Mr Trump’s advocates—highly skilled, hard-working lawyers at the Department of Justice—have been striving to explain to federal judges across the land why the president’s unprecedented effort to ban travel from six Muslim-majority nations is not the so-called Muslim ban he called for in December 2015, or even a “ban” at all. They’ve resorted to redundancy for emphasis: it’s not just a “pause”, but a “temporary pause” on travel from these countries. And it is rooted not in bias or animosity against Muslims but in the sober calculation of multiple executive agencies that vetting procedures of travellers from Iran, Libya, Somalia, Sudan, Syria and Yemen need to be re-evaluated for the sake of national security.

In the course of a few minutes, the president subverted this case point by point. First, using upper case letters and an exclamation point for emphasis, Mr Trump clarified how the order should be understood: “People, the lawyers and the courts can call it whatever they want, but I am calling it what we need and what it is, a TRAVEL BAN!” This suggests Mr Trump would not be satisfied with merely reviewing vetting procedures; he wants to keep people from certain places out of the country, full stop. And by preferring “ban” to “pause”, he is indicating the 90-day prohibition may be a prelude to a more enduring change in policy.

Second, Mr Trump harked back to his original order from January 27th, a haphazardly crafted document that applied to America’s lawful permanent residents and caused chaos at American airports by effectively rescinding visas from incoming travellers at 35,000 feet. “The Justice Dept. should have stayed with the original Travel Ban”, Mr Trump tweeted, “not the watered down, politically correct version they submitted” to the Supreme Court.

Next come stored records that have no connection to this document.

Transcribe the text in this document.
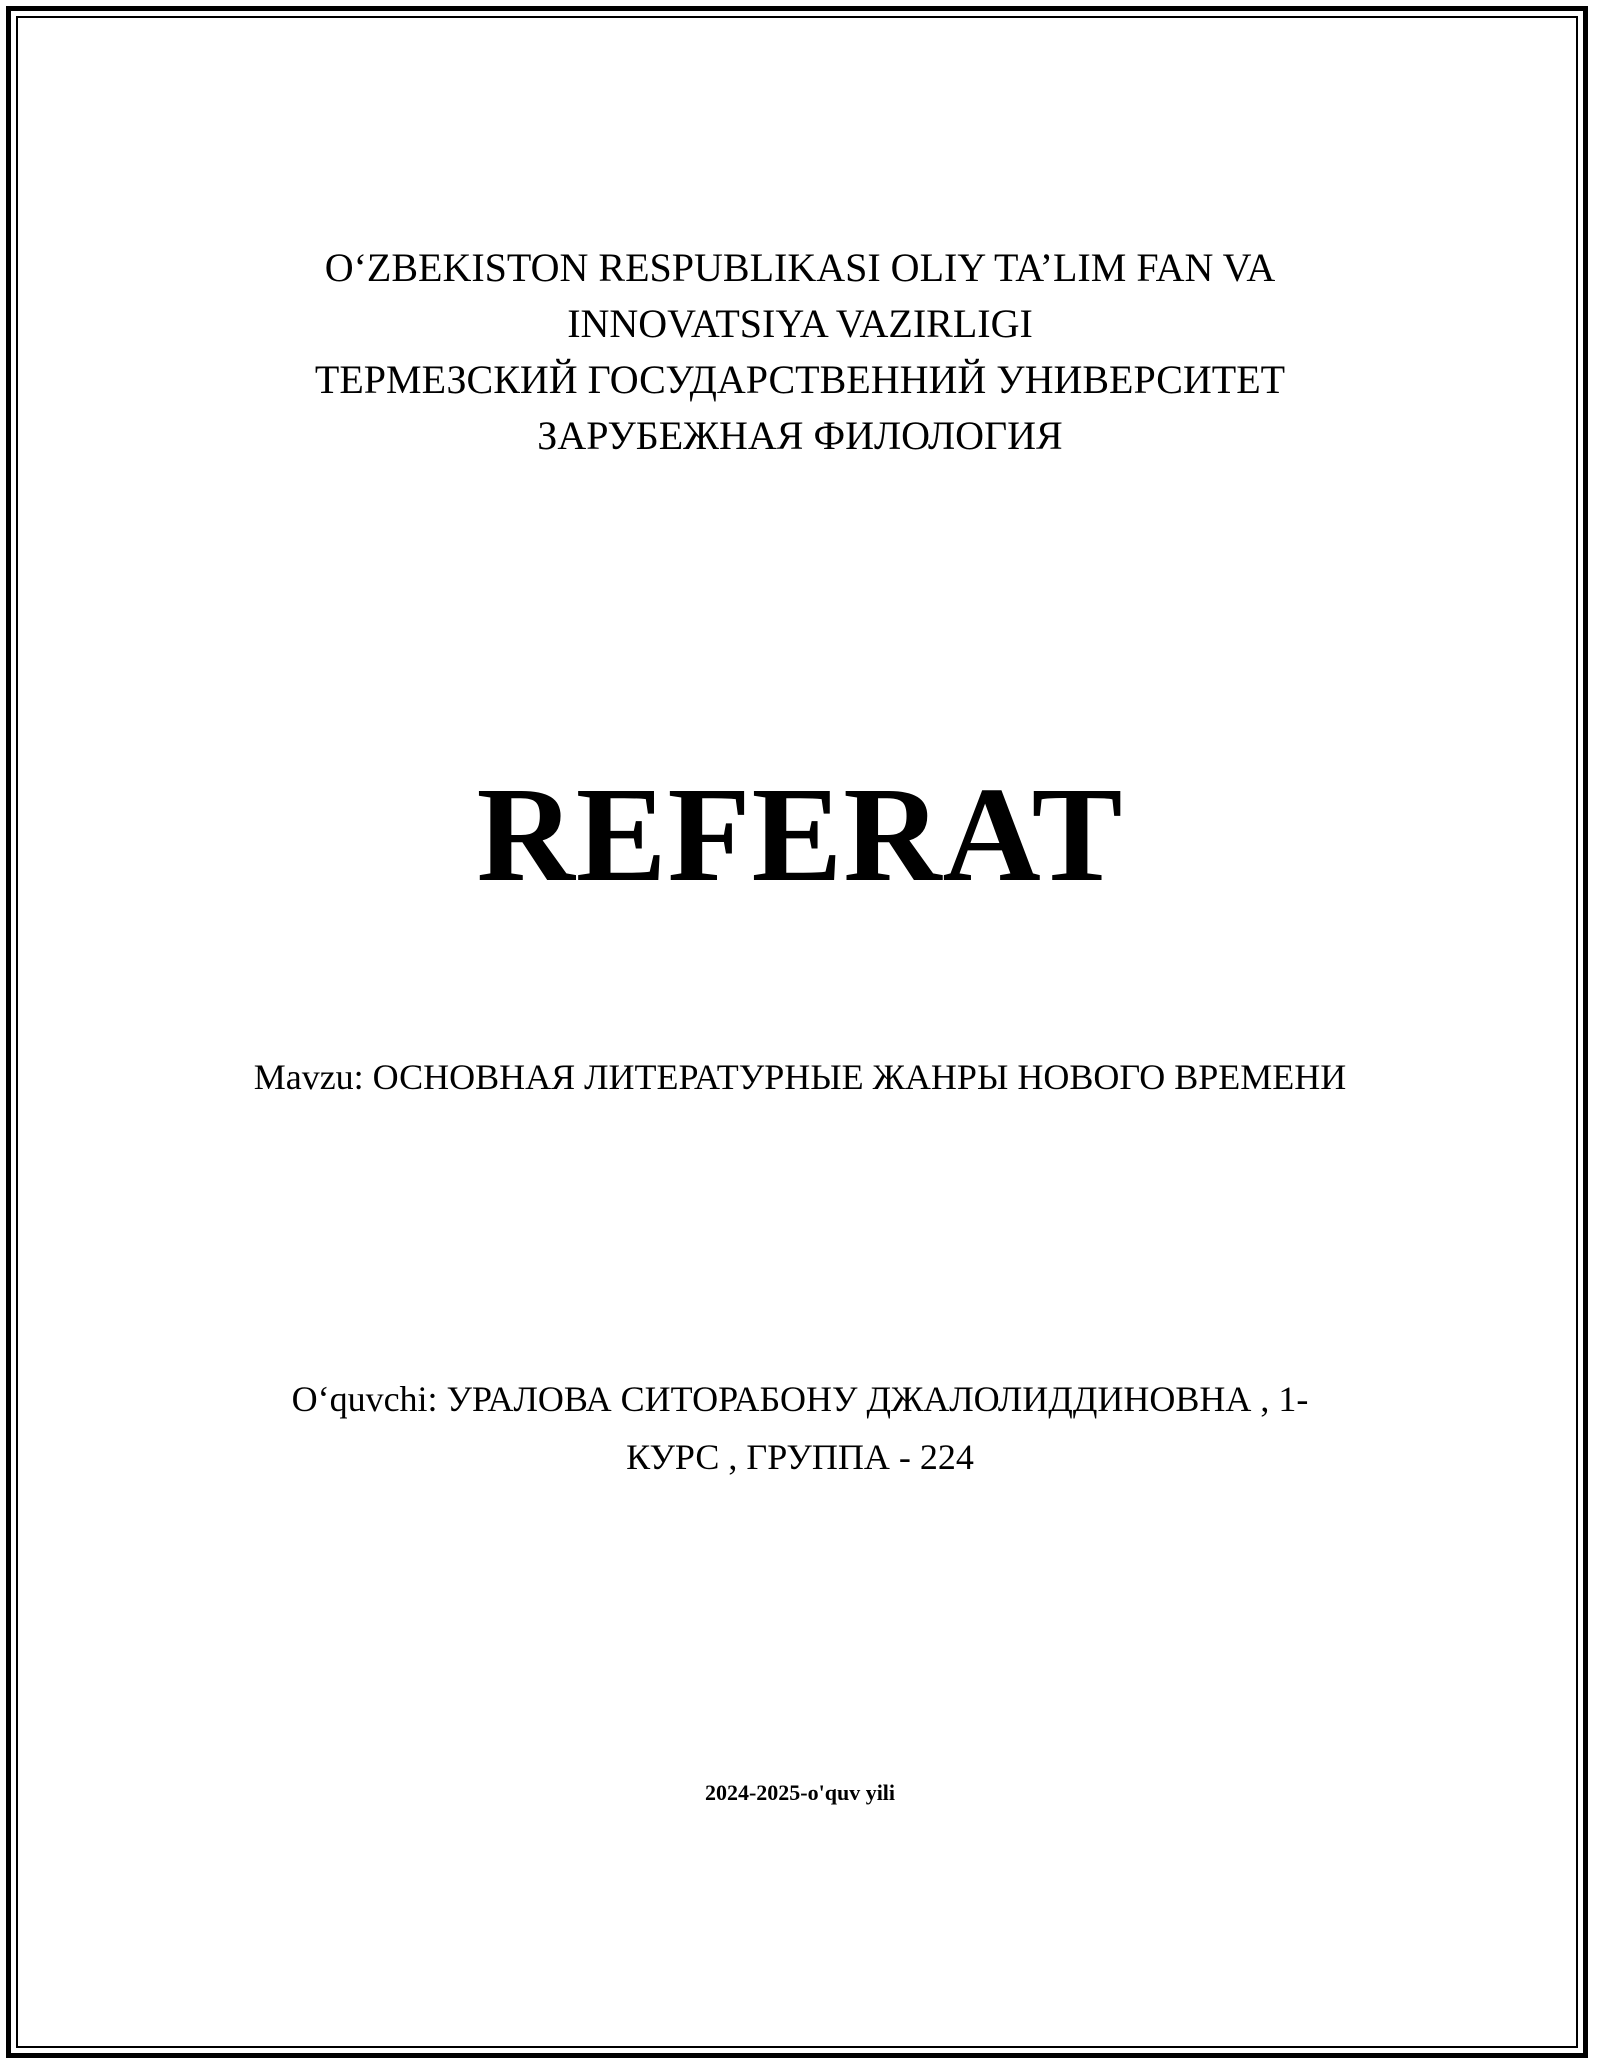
O‘ZBEKISTON RESPUBLIKASI OLIY TA’LIM FAN VA
INNOVATSIYA VAZIRLIGI
ТЕРМЕЗСКИЙ ГОСУДАРСТВЕННИЙ УНИВЕРСИТЕТ
ЗАРУБЕЖНАЯ ФИЛОЛОГИЯ
REFERAT
Mavzu: ОСНОВНАЯ ЛИТЕРАТУРНЫЕ ЖАНРЫ НОВОГО ВРЕМЕНИ
O‘quvchi: УРАЛОВА СИТОРАБОНУ ДЖАЛОЛИДДИНОВНА , 1-
КУРС , ГРУППА - 224
2024-2025-o'quv yili
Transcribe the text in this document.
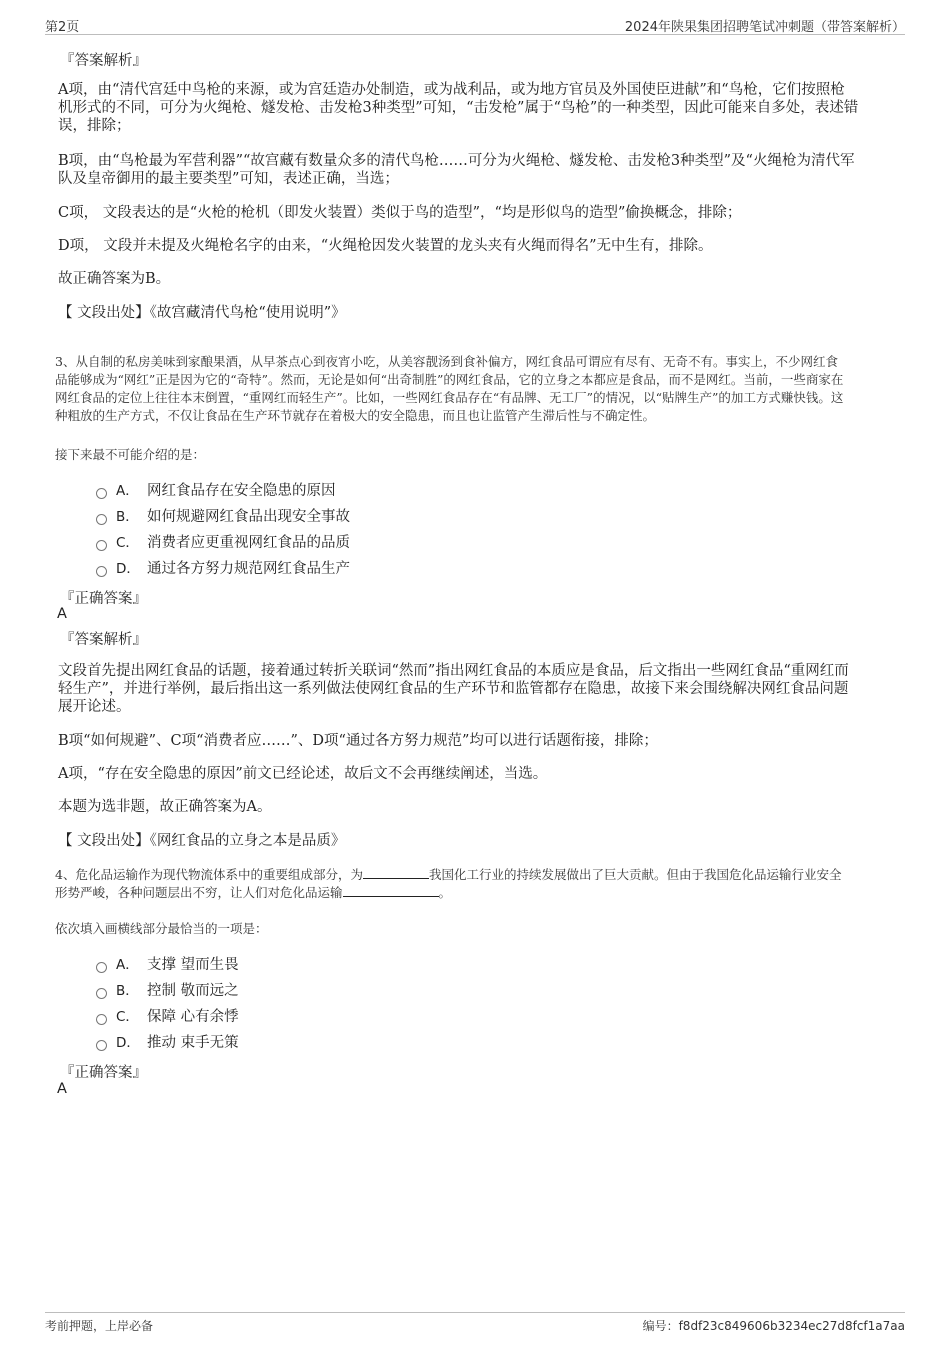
第2页	2024年陕果集团招聘笔试冲刺题（带答案解析）
『答案解析』
A项，由“清代宫廷中鸟枪的来源，或为宫廷造办处制造，或为战利品，或为地方官员及外国使臣进献”和“鸟枪，它们按照枪
机形式的不同，可分为火绳枪、燧发枪、击发枪3种类型”可知，“击发枪”属于“鸟枪”的一种类型，因此可能来自多处，表述错
误，排除；
B项，由“鸟枪最为军营利器”“故宫藏有数量众多的清代鸟枪……可分为火绳枪、燧发枪、击发枪3种类型”及“火绳枪为清代军
队及皇帝御用的最主要类型”可知，表述正确，当选；
C项， 文段表达的是“火枪的枪机（即发火装置）类似于鸟的造型”，“均是形似鸟的造型”偷换概念，排除；
D项， 文段并未提及火绳枪名字的由来，“火绳枪因发火装置的龙头夹有火绳而得名”无中生有，排除。
故正确答案为B。
【 文段出处】《故宫藏清代鸟枪“使用说明”》
3、从自制的私房美味到家酿果酒，从早茶点心到夜宵小吃，从美容靓汤到食补偏方，网红食品可谓应有尽有、无奇不有。事实上，不少网红食
品能够成为“网红”正是因为它的“奇特”。然而，无论是如何“出奇制胜”的网红食品，它的立身之本都应是食品，而不是网红。当前，一些商家在
网红食品的定位上往往本末倒置，“重网红而轻生产”。比如，一些网红食品存在“有品牌、无工厂”的情况，以“贴牌生产”的加工方式赚快钱。这
种粗放的生产方式，不仅让食品在生产环节就存在着极大的安全隐患，而且也让监管产生滞后性与不确定性。
接下来最不可能介绍的是：
A． 网红食品存在安全隐患的原因
B． 如何规避网红食品出现安全事故
C． 消费者应更重视网红食品的品质
D． 通过各方努力规范网红食品生产
『正确答案』
A
『答案解析』
文段首先提出网红食品的话题，接着通过转折关联词“然而”指出网红食品的本质应是食品，后文指出一些网红食品“重网红而
轻生产”，并进行举例，最后指出这一系列做法使网红食品的生产环节和监管都存在隐患，故接下来会围绕解决网红食品问题
展开论述。
B项“如何规避”、C项“消费者应……”、D项“通过各方努力规范”均可以进行话题衔接，排除；
A项，“存在安全隐患的原因”前文已经论述，故后文不会再继续阐述，当选。
本题为选非题，故正确答案为A。
【 文段出处】《网红食品的立身之本是品质》
4、危化品运输作为现代物流体系中的重要组成部分，为	我国化工行业的持续发展做出了巨大贡献。但由于我国危化品运输行业安全
形势严峻，各种问题层出不穷，让人们对危化品运输	。
依次填入画横线部分最恰当的一项是：
A． 支撑 望而生畏
B． 控制 敬而远之
C． 保障 心有余悸
D． 推动 束手无策
『正确答案』
A
考前押题，上岸必备	编号：f8df23c849606b3234ec27d8fcf1a7aa
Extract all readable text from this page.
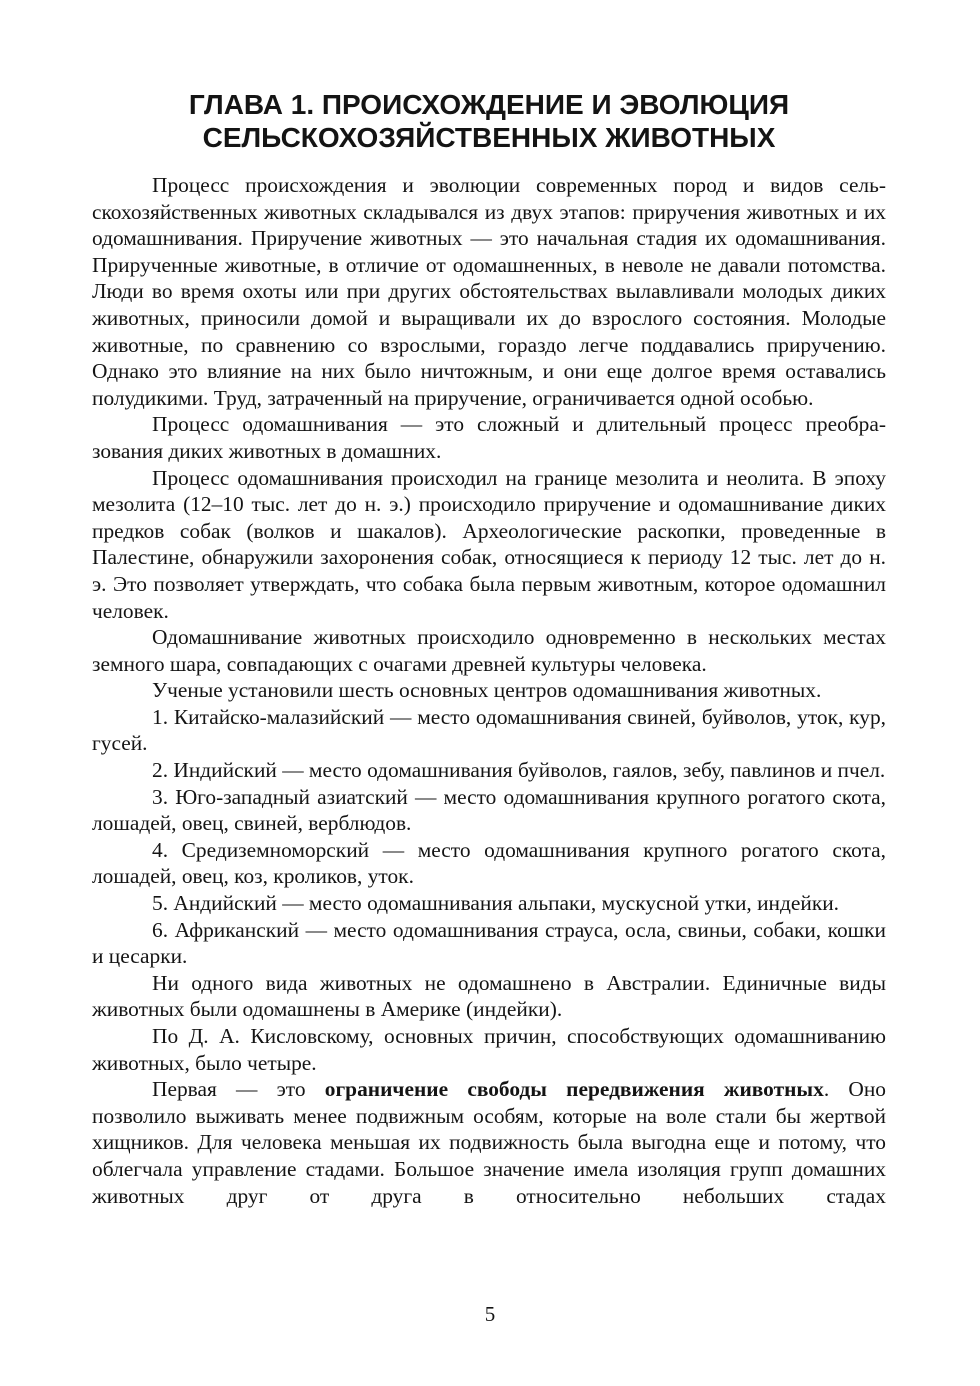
ГЛАВА 1. ПРОИСХОЖДЕНИЕ И ЭВОЛЮЦИЯ
СЕЛЬСКОХОЗЯЙСТВЕННЫХ ЖИВОТНЫХ

Процесс происхождения и эволюции современных пород и видов сельскохозяйственных животных складывался из двух этапов: приручения животных и их одомашнивания. Приручение животных — это начальная стадия их одомашнивания. Прирученные животные, в отличие от одомашненных, в неволе не давали потомства. Люди во время охоты или при других обстоятельствах вылавливали молодых диких животных, приносили домой и выращивали их до взрослого состояния. Молодые животные, по сравнению со взрослыми, гораздо легче поддавались приручению. Однако это влияние на них было ничтожным, и они еще долгое время оставались полудикими. Труд, затраченный на приручение, ограничивается одной особью.

Процесс одомашнивания — это сложный и длительный процесс преобразования диких животных в домашних.

Процесс одомашнивания происходил на границе мезолита и неолита. В эпоху мезолита (12–10 тыс. лет до н. э.) происходило приручение и одомашнивание диких предков собак (волков и шакалов). Археологические раскопки, проведенные в Палестине, обнаружили захоронения собак, относящиеся к периоду 12 тыс. лет до н. э. Это позволяет утверждать, что собака была первым животным, которое одомашнил человек.

Одомашнивание животных происходило одновременно в нескольких местах земного шара, совпадающих с очагами древней культуры человека.

Ученые установили шесть основных центров одомашнивания животных.

1. Китайско-малазийский — место одомашнивания свиней, буйволов, уток, кур, гусей.

2. Индийский — место одомашнивания буйволов, гаялов, зебу, павлинов и пчел.

3. Юго-западный азиатский — место одомашнивания крупного рогатого скота, лошадей, овец, свиней, верблюдов.

4. Средиземноморский — место одомашнивания крупного рогатого скота, лошадей, овец, коз, кроликов, уток.

5. Андийский — место одомашнивания альпаки, мускусной утки, индейки.

6. Африканский — место одомашнивания страуса, осла, свиньи, собаки, кошки и цесарки.

Ни одного вида животных не одомашнено в Австралии. Единичные виды животных были одомашнены в Америке (индейки).

По Д. А. Кисловскому, основных причин, способствующих одомашниванию животных, было четыре.

Первая — это ограничение свободы передвижения животных. Оно позволило выживать менее подвижным особям, которые на воле стали бы жертвой хищников. Для человека меньшая их подвижность была выгодна еще и потому, что облегчала управление стадами. Большое значение имела изоляция групп домашних животных друг от друга в относительно небольших стадах

5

 This is a truly odd series of sentiments. Lawyers in the Justice Department serve at the president’s pleasure and carry out his policies. If Mr Trump wanted to stick with his first order banning travel, he could have directed the attorney-general to make that happen; his tweet makes it sound as if his own department went rogue.
.. As Corey Brettschneider, a political scientist at Brown University, observes, admitting that the first ban was not politically correct implies that both it and the second order unconstitutionally target Muslims, even if animus in the latter is slightly better cloaked: “No one thinks that targeting countries that posed an actual threat would be politically incorrect”.
.. But there is no sense in which the administration lawyers could seek a “much tougher version” of the travel ban from the Supreme Court; the judiciary does not make policy.
.. “In any event we are EXTREME VETTING people coming into the U.S. in order to help keep our country safe. The courts are slow and political!” But this tweet pulls the rug out from the administration’s stated purpose behind the executive order. Extreme vetting, the president reports, is already happening, without the travel ban in place. If the travel ban—or pause, or “temporary pause”—is only necessary to permit the administration to undertake a review of vetting standards, it suddenly has no justification at all.